In the study by Ruiz et al., the authors considered all prophylactic antiemetics as having similar efficacy. Whereas there are good data to support the fact that ondansetron, dexamethasone, and droperidol have comparable efficacy,10 the same cannot be said for other antiemetics included in this analysis. For instance, metoclopramide in a dose of 10 mg is less effective than both ondansetron and droperidol.17 Similarly, other included antiemetics such as promethazine do not have sufficient good quality data in the literature to support their efficacy as prophylactic antiemetics.

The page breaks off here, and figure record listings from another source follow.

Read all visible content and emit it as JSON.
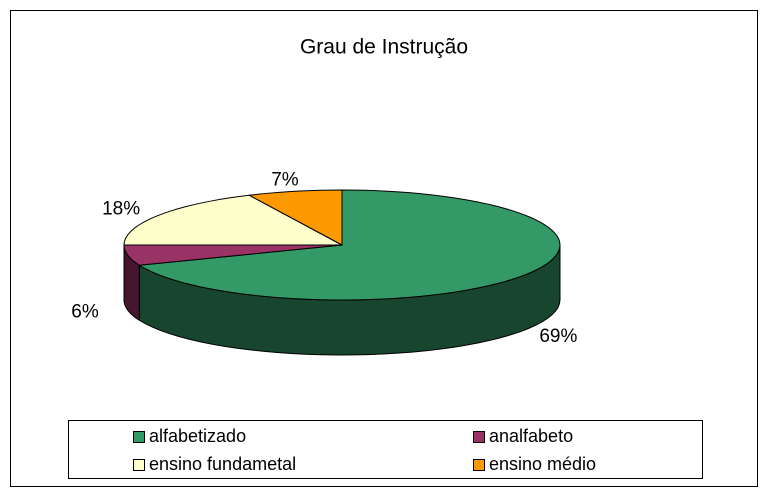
{
  "chart_data": {
    "type": "pie",
    "title": "Grau de Instrução",
    "categories": [
      "alfabetizado",
      "analfabeto",
      "ensino fundametal",
      "ensino médio"
    ],
    "values": [
      69,
      6,
      18,
      7
    ],
    "value_labels": [
      "69%",
      "6%",
      "18%",
      "7%"
    ],
    "colors": [
      "#339966",
      "#993366",
      "#ffffcc",
      "#ff9900"
    ],
    "legend": "bottom"
  }
}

Despite these limitations, this analysis did reproduce some of the previously known prospectively studied risk factors, therefore giving validity to the information provided by the authors. Furthermore, the large number of patients included in the analysis lends further strength to the study. To avoid some of the limitations of database research, it is important to determine prospectively the questions that might need to be answered using the database to ensure that all data required to address this issue are prospectively collected. To optimize the use of databases for PONV research for instance, specific end points such as the occurrence of PONV, severity of nausea, and frequency of vomiting and retching need to be documented, in addition to the use of rescue antiemetics. There is also a need to obtain information beyond the PACU period. The use of databases also represents an opportunity for multicenter collaboration on collecting outcome data. For instance, the Society for Ambulatory Anesthesia is establishing an outcome database with the hope that prospectively collected well-defined outcomes using standardized forms by a large number of ambulatory centers will provide useful data. Although this is not a substitute for prospective, randomized controlled trials, such prospective collection of planned standardized data could represent an opportunity to overcome some of the limitations of database research and generate valuable data that could be used for hypothesis generation, filling gaps in our knowledge, and ultimately improving the care of patients.